Succès Djimtebaye

Lancée en 2016 par l’International Fact-Checking Network, cette journée vise à sensibiliser le public aux dangers de la désinformation et à encourager une culture de l’information fondée sur des faits vérifiés.

Dans un monde hyperconnecté, cette vigilance devient plus que jamais nécessaire.

Une désinformation devenue massive

Les chiffres publiés en 2026 par des instituts d’analyse comme Statista et l’Office central des statistiques montrent que près de 62 % du contenu en ligne serait faux ou peu fiable.

Publications sur les réseaux sociaux, vidéos, articles ou publicités : la désinformation s’est installée durablement dans l’écosystème numérique.

Selon une étude du MIT, les fausses informations se propagent jusqu’à dix fois plus vite que les informations vérifiées. La raison est simple : les contenus trompeurs jouent souvent sur l’émotion, la surprise ou l’indignation, ce qui pousse les internautes à partager rapidement.

Les réseaux sociaux restent le principal canal de diffusion. En 2026, près de 40 % des contenus partagés sur les plateformes numériques contiendraient des informations fausses ou trompeuses.

Contenus générés par l’IA : un défi croissant pour la vérification de l’information

L’émergence de l’intelligence artificielle a ajouté une nouvelle dimension au phénomène.

Les deepfakes, ces vidéos générées ou modifiées par l’IA, rendent la frontière entre réalité et manipulation de plus en plus floue. Selon le FBI, plus de 90 % des vidéos synthétiques diffusées en ligne sont modifiées ou entièrement fabriquées.
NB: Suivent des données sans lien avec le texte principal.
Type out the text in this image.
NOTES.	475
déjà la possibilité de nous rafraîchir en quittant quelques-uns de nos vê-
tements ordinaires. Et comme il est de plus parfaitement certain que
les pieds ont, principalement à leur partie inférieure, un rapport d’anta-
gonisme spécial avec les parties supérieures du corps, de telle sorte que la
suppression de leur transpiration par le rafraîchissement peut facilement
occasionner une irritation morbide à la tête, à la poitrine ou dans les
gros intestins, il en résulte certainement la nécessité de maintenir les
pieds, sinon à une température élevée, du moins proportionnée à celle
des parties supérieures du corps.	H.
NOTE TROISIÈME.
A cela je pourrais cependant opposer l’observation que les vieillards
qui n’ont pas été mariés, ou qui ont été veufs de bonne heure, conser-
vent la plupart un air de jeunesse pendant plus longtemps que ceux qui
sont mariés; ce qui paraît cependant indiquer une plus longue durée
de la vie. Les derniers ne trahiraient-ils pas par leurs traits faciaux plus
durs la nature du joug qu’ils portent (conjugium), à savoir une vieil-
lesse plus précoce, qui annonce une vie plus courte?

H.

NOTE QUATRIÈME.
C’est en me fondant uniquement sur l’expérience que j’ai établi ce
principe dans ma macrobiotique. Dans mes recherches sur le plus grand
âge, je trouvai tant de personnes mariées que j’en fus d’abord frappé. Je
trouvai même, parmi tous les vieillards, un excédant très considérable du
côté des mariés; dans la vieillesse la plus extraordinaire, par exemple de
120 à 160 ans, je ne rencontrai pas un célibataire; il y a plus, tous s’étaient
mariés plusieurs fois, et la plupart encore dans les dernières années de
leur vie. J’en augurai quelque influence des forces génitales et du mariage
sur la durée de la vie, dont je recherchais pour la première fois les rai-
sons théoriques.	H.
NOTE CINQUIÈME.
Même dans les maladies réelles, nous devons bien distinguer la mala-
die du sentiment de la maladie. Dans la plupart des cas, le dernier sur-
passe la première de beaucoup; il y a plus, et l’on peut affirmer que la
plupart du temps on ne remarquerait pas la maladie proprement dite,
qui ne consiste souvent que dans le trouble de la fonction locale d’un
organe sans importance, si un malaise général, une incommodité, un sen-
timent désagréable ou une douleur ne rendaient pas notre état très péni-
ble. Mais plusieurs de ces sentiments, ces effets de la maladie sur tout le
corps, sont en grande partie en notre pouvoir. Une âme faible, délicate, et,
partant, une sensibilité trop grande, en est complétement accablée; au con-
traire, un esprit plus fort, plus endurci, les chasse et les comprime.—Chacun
Ces technologies peuvent faire croire qu’une personnalité a prononcé des propos qu’elle n’a jamais tenus, ou montrer des événements qui ne se sont jamais produits.

Un impact réel sur les sociétés

La désinformation ne se limite pas au monde virtuel. Elle peut influencer les comportements et les décisions dans la vie réelle.

Selon une étude publiée par Sopra Steria, une entreprise de services numériques française spécialisée dans le conseil en transformation numérique, le coût global de la désinformation est estimé à 417 milliards de dollars en 2024. Ce chiffre prend en compte le domaine financier, social et politique.

Au-delà de l’économie, les conséquences touchent aussi la démocratie et la cohésion sociale. Selon Statista, près de six personnes sur dix dans le monde considèrent la désinformation comme une menace majeure pour le débat public.

Au delà du contexte global, le Tchad n’est pas du reste…

En Afrique, l’exposition aux fausses informations reste élevée. Des enquêtes internationales comme celle menée par Ipsos estiment que près de 73 % des citoyens disent avoir déjà été confrontés à des fake news, souvent via les réseaux sociaux. 

Au Tchad, ces rumeurs touchent des sujets sensibles : santé publique, sécurité, politique, économie ou emploi.

Les applications de messagerie comme WhatsApp, où les messages circulent rapidement dans des groupes privés, jouent un rôle important dans cette diffusion.

A lire aussi : Les grandes tendances de la désinformation au Tchad en 2026

Le fact-checking, un rempart contre les rumeurs

Face à cette situation, le fact-checking (la vérification des faits) est devenu un outil essentiel pour les journalistes et les organisations de médias.

Cette pratique consiste à analyser les déclarations, les images ou les vidéos qui circulent, à vérifier leurs sources et à confronter les informations aux données disponibles.

Les spécialistes rappellent que la lutte contre la désinformation ne peut pas reposer uniquement sur les médias.

Chaque citoyen peut adopter des réflexes simples :

  • vérifier la source d’une information
  • comparer plusieurs médias
  • se méfier des contenus sensationnalistes
  • éviter de partager un message dont l’origine est inconnue.

La Journée internationale du fact-checking rappelle finalement une réalité simple : la fiabilité de l’information dépend aussi de la vigilance des internautes.

Dans un univers numérique où chacun peut publier et partager du contenu, vérifier l’information avant de la diffuser devient un geste essentiel.

Car dans la bataille contre les fake news, la première ligne de défense reste l’esprit critique.